Anonymous Monk has asked for the wisdom of the Perl Monks concerning the following question:

Hey everyone,

j/w why have LWP connect to a proxy? I'm asuming its for people who want to hide their identity. When it connects to a proxy and fetches, lets say a file----does the proxy server actually do the requests and not the computer your on? So if I had a site and someone built some automation script to create mass members, the script they built would connect to a proxy and request my signup script over and over again. As the webmaster of the site, would my access logs record the IP address from the proxy server or from the person's computer IP.

I'm asking this, not to build an automation script or any kind like that but to understand how easy it may be for someone.
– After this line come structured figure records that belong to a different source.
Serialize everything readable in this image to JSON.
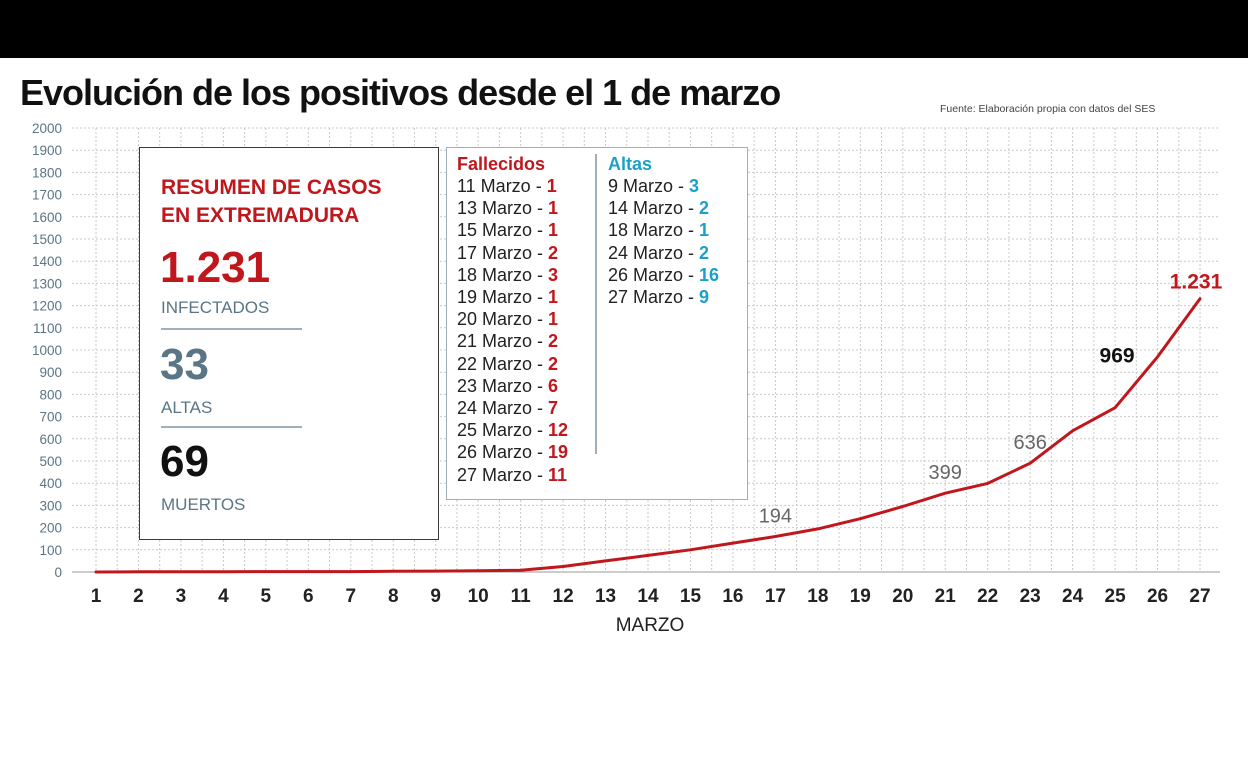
{
  "header": {
    "title": "Evolución de los positivos desde el 1 de marzo",
    "source": "Fuente: Elaboración propia con datos del SES"
  },
  "colors": {
    "line": "#c0171c",
    "red": "#c0171c",
    "blue": "#1ba1c9",
    "axis_text": "#5a7585",
    "grid": "#c9c9c9"
  },
  "summary": {
    "heading_line1": "RESUMEN DE CASOS",
    "heading_line2": "EN EXTREMADURA",
    "infectados_value": "1.231",
    "infectados_label": "INFECTADOS",
    "altas_value": "33",
    "altas_label": "ALTAS",
    "muertos_value": "69",
    "muertos_label": "MUERTOS"
  },
  "fallecidos": {
    "title": "Fallecidos",
    "rows": [
      {
        "date": "11 Marzo - ",
        "count": "1"
      },
      {
        "date": "13 Marzo - ",
        "count": "1"
      },
      {
        "date": "15 Marzo - ",
        "count": "1"
      },
      {
        "date": "17 Marzo - ",
        "count": "2"
      },
      {
        "date": "18 Marzo - ",
        "count": "3"
      },
      {
        "date": "19 Marzo - ",
        "count": "1"
      },
      {
        "date": "20 Marzo - ",
        "count": "1"
      },
      {
        "date": "21 Marzo - ",
        "count": "2"
      },
      {
        "date": "22 Marzo - ",
        "count": "2"
      },
      {
        "date": "23 Marzo - ",
        "count": "6"
      },
      {
        "date": "24 Marzo - ",
        "count": "7"
      },
      {
        "date": "25 Marzo - ",
        "count": "12"
      },
      {
        "date": "26 Marzo - ",
        "count": "19"
      },
      {
        "date": "27 Marzo - ",
        "count": "11"
      }
    ]
  },
  "altas": {
    "title": "Altas",
    "rows": [
      {
        "date": "9 Marzo - ",
        "count": "3"
      },
      {
        "date": "14 Marzo - ",
        "count": "2"
      },
      {
        "date": "18 Marzo - ",
        "count": "1"
      },
      {
        "date": "24 Marzo - ",
        "count": "2"
      },
      {
        "date": "26 Marzo - ",
        "count": "16"
      },
      {
        "date": "27 Marzo - ",
        "count": "9"
      }
    ]
  },
  "chart_data": {
    "type": "line",
    "title": "Evolución de los positivos desde el 1 de marzo",
    "xlabel": "MARZO",
    "ylabel": "",
    "ylim": [
      0,
      2000
    ],
    "yticks": [
      "0",
      "100",
      "200",
      "300",
      "400",
      "500",
      "600",
      "700",
      "800",
      "900",
      "1000",
      "1100",
      "1200",
      "1300",
      "1400",
      "1500",
      "1600",
      "1700",
      "1800",
      "1900",
      "2000"
    ],
    "categories": [
      "1",
      "2",
      "3",
      "4",
      "5",
      "6",
      "7",
      "8",
      "9",
      "10",
      "11",
      "12",
      "13",
      "14",
      "15",
      "16",
      "17",
      "18",
      "19",
      "20",
      "21",
      "22",
      "23",
      "24",
      "25",
      "26",
      "27"
    ],
    "series": [
      {
        "values": [
          0,
          1,
          1,
          1,
          2,
          2,
          2,
          3,
          4,
          6,
          8,
          25,
          50,
          75,
          100,
          130,
          160,
          194,
          240,
          295,
          355,
          399,
          490,
          636,
          740,
          969,
          1231
        ]
      }
    ],
    "annotations": [
      {
        "category": "17",
        "text": "194",
        "style": "gray"
      },
      {
        "category": "21",
        "text": "399",
        "style": "gray"
      },
      {
        "category": "23",
        "text": "636",
        "style": "gray"
      },
      {
        "category": "25",
        "text": "969",
        "style": "bold"
      },
      {
        "category": "27",
        "text": "1.231",
        "style": "red"
      }
    ],
    "grid": true,
    "legend": "none"
  }
}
If its too easy, then I may want to add some ORC to my signup form.

Thanks,

Pete

Replies are listed 'Best First'.
Re: LWP and Proxy
by Joost (Canon) on Oct 14, 2006 at 18:01 UTC
    why have LWP connect to a proxy? I'm asuming its for people who want to hide their identity.
    Many companies have proxies as the only way to connect to the www. There are many reasons to use a proxy, for example to cache requests and improve performance, to monitor and/or fix pages, block suspicious content etc.

    When it connects to a proxy and fetches, lets say a file----does the proxy server actually do the requests and not the computer your on?
    yes, the proxy is the computer doing the request. some proxies supply an "X-Forwarded-For" header that should show the request chain, but anonymizing proxies obviously don't do that and besides there is no way to guarantee that the X-Forwarded-For header is correct.

    I'm asking this, not to build an automation script or any kind like that but to understand how easy it may be for someone
    It's extremely easy. all you have to do is set the "http_proxy" environment variable to a proxy address.

Re: LWP and Proxy
by ikegami (Patriarch) on Oct 14, 2006 at 18:01 UTC

    why have LWP connect to a proxy?

    To escape a firewalled network, mainly. They can also provide caching.

    ( For big web sites, sometimes you're actually connecting to a proxy. The proxy serves and caches the static content, while requests for dynamic content is forwarded to a server farm. )

    When it connects to a proxy and fetches, lets say a file----does the proxy server actually do the requests and not the computer your on?

    Your computer sends a request to the proxy. Your computer waits while the proxy repeats the request to the server. Finally, the proxy repeats to your computer the answer from the server.

    would my access logs record the IP address from the proxy server or from the person's computer IP.

    The proxy's. The user often isn't even on the internet, which is why he's using a proxy.

Re: LWP and Proxy
by jbert (Priest) on Oct 14, 2006 at 18:30 UTC
    You get a (mostly-reliable) IP address from a network (TCP) connection. If the client is connecting to the proxy and the proxy is connecting to your site, you'll see the IP address of the proxy.

    As noted by others, most proxies will supply the IP address of the client in an HTTP header, but this isn't what will get logged to your web server logs (I think - maybe apache and IIS have that as an option?)

    But for your case - I don't think you actually care whether someone being abusive is connecting via a proxy or not. If an IP address is being abusive, you probably want to suspend that IP address or take some other sanctions (disable signups from that IP, rate-limiting etc).

    In fact, if the IP you suspend is a proxy you're hurting everyone else who might be legitimately using it, you should probably be slightly less willing to ban the IP if you happen to know it is a proxy.

    If you're concerned about mass sign-ups, you may want to try other countermeasures. If you notice a spike in signups, perhaps disable them.

    Some character recognitiion (CAPTCHA-style) appears to be the state-of-the-art test for a human at the moment, but I'm told (fairly unreliably, but the idea seems sound) even these are being foiled by people who (quite cleverly) re-present the captcha to humans visiting their own site. e.g. someone runs a porn site and to get some freebies people have to type in the answer to a captcha. So you can serve the captcha from your sign-in page to a human, get the answer posted back to their server and then on to yours.

    Adding in a challenge/response over email is probably worthwhile too, if you're able to ask your users for an email address.

Re: LWP and Proxy
by Anonymous Monk on Oct 14, 2006 at 18:20 UTC
    Makes so much more sense to me now. I didn't expect the concept to be that simple.

    Argh, no wonder why its so easy for people to send out spam and build those brute force/ automation scripts.